La plupart des commentateurs ont cru remarquer que le problème principal de la Tunisie était la masse importante de diplômés incapables de trouver du travail. Il est certain que la Tunisie produit proportionnellement plus d’étudiants que d’autres pays du même niveau de développement capitaliste. On va voir qu’il faut cependant relativiser.

Les statistiques du chômage en Tunisie sont peu fiables. La Banque Mondiale18, essayant de tenir compte de l’importance de l’économie informelle, préfère parler de NEETs plutôt que de chômeurs. Il s’agit des personnes Not in Education, Employment or Training. La catégorie recouvre aussi bien les chômeurs proprement dits que ceux qui sont sortis de la population active en renonçant à chercher du travail, ou qui n’y sont jamais rentrés, du moins pour ce qui concerne le marché formel. Il est vrai que, parmi ces derniers, il y a des individus qui n’ont pas grande-chose à voir avec le chômage proprement dit (indisponibles au travail pour cause de maladie, handicap, etc.). Quels que soient les limites sociométriques de cette catégorie, la Banque Mondiale estime que seuls 46% des hommes (15-29 ans) et 68% des femmes classés comme NEETs sont enregistrés comme chômeurs. Ces NEETs se classent de la façon suivante selon leur degré d’études.

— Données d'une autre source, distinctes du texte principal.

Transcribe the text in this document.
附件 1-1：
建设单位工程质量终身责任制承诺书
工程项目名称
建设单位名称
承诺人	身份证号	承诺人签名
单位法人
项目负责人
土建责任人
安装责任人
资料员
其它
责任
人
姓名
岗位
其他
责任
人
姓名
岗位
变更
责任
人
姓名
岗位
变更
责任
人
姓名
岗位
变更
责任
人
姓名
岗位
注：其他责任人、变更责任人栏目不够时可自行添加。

Tab. 2: Plus haut degré de formation des NEETs (âges de 15-29 ans)

En %

Rural (hommes)

Rural (femmes)

Urbain (hommes)

Urbain (femmes)

Formation technique

4,7

3,2

11,4

6

Université

0

0,2

19,4

28,4

Secondaire

13,8

12,8

10,4

9,8

Primaire

81,5

83,8

58,8

55,8

Total

100

100

100

100

Source: World Bank

Les chiffres ci-dessus montrent que les diplômés du supérieur représentent environ 20% des jeunes hommes et 30% des jeunes femmes urbains qui ne sont ni dans l’emploi, ni dans le système éducatif ni en formation professionnelle. C’est beaucoup pour des diplômés du supérieur, mais c’est peu par rapport à la masse totale des NEETs. C’est justement parce qu’ils sont diplômés que leurs attentes et leur frustration sont élevées. C’est aussi parce qu’ils sont diplômés, et donc en règle générale membres de la classe moyenne, qu’on les entend plus que les autres.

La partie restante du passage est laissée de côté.